アンジェラ・リー・ダックワースさんがTEDで講演した映像があります。
その中から、授業中に使うところを引用します。
27歳のとき、私は経営コンサルのとてもきつい仕事を辞めて、もっときつい仕事につきました。教師です。
ニューヨークの公立中学校で、1年生に数学を教えました。
先生らしく小テストや試験を作って、宿題を出しました。答案が戻ってくれば成績をつけました。
衝撃を受けたのはIQだけが、優等生と劣等生の違いではないということです。
成績がとてもよかった生徒でも、それほど高いIQではない子もいたのです。
頭がすごくよくても成績の良くない子もいました。
アンジェラさんは、それがなぜなのかを調べたくて、教師を辞め、大学院に行き、心理学者になりました。そして、研究しました。
1)ウエストポイント陸軍士官学校
…どの士官候補生が陸軍訓練に残り、誰が中退するのか?
2)全国スペリング・コンテスト…どの子どもが競争でより勝ち残るのか?
3)教育困難な地区の学校…どの新米教師が学年が終わるまで教えるのを続け、誰が生徒の学習成果をあげるのに最も成功するのか?
4)民間企業…どの販売員が仕事を続け、誰が一番お金を稼ぐのか?
上記の調査・研究の結果を次のように、アンジェラさんは語ります。
こうした様々な状況において、ある一つの特徴が大きく成功を左右していました。
それは、社会的知性ではありません。
ルックスでも、身体的健康でも、IQでもありませんでした。
やり抜く力です。
やり抜く力とは、超長期目標に向けた情熱や忍耐力で、スタミナがあることでもあります。

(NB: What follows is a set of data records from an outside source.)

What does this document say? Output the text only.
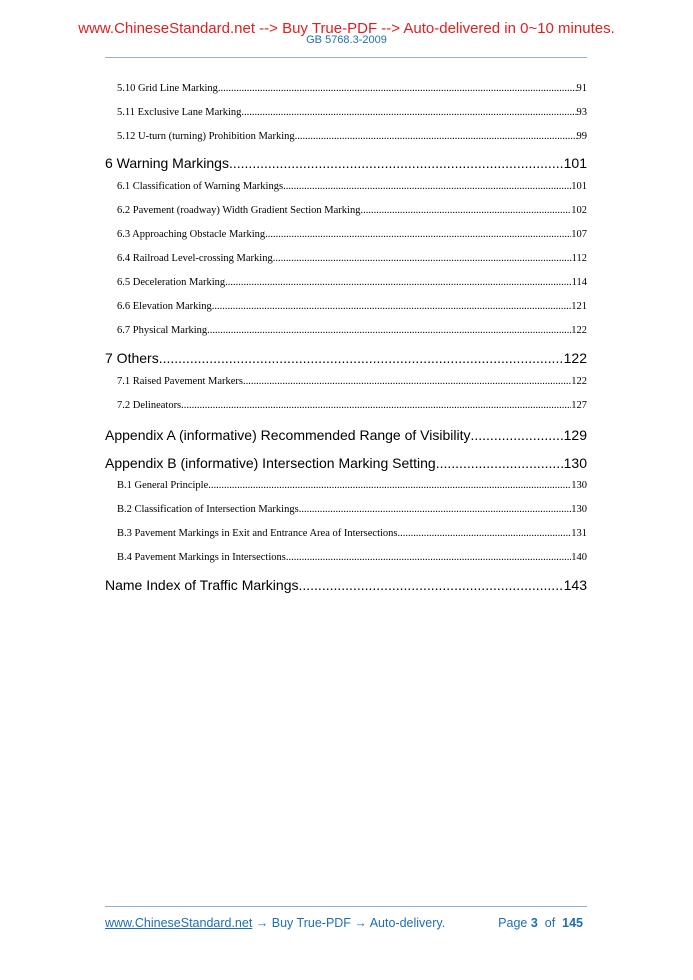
www.ChineseStandard.net --> Buy True-PDF --> Auto-delivered in 0~10 minutes.
GB 5768.3-2009
5.10 Grid Line Marking .....	91
5.11 Exclusive Lane Marking .....	93
5.12 U-turn (turning) Prohibition Marking .....	99
6 Warning Markings .....	101
6.1 Classification of Warning Markings .....	101
6.2 Pavement (roadway) Width Gradient Section Marking .....	102
6.3 Approaching Obstacle Marking .....	107
6.4 Railroad Level-crossing Marking .....	112
6.5 Deceleration Marking .....	114
6.6 Elevation Marking .....	121
6.7 Physical Marking .....	122
7 Others .....	122
7.1 Raised Pavement Markers .....	122
7.2 Delineators .....	127
Appendix A (informative) Recommended Range of Visibility .....	129
Appendix B (informative) Intersection Marking Setting .....	130
B.1 General Principle .....	130
B.2 Classification of Intersection Markings .....	130
B.3 Pavement Markings in Exit and Entrance Area of Intersections .....	131
B.4 Pavement Markings in Intersections .....	140
Name Index of Traffic Markings .....	143
www.ChineseStandard.net → Buy True-PDF → Auto-delivery.	Page 3 of 145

やり抜く力は、明けても暮れても自らの将来にこだわることです。
その週だけとか、その月だけではなく、何年もの間、一生懸命に取り組み、その夢を実現することです。
やり抜く力は、短距離走ではなく、マラソンを走るように生きることです。
アンジェラさんは、高校2年生数千人にグリットテスト(やり抜く力に関するアンケート)をしました。
1年後、誰が卒業するかを見ると、やり抜く力が高い方がより卒業にたどり着いていたそうです。
まあ、当然といえば、当然といえるでしょう。
ただ、当然ではあるけれど、それを研究し確かめていることが大切です。
やり抜く力を高める方法をわたしたち教師は模索すべきなのでしょう。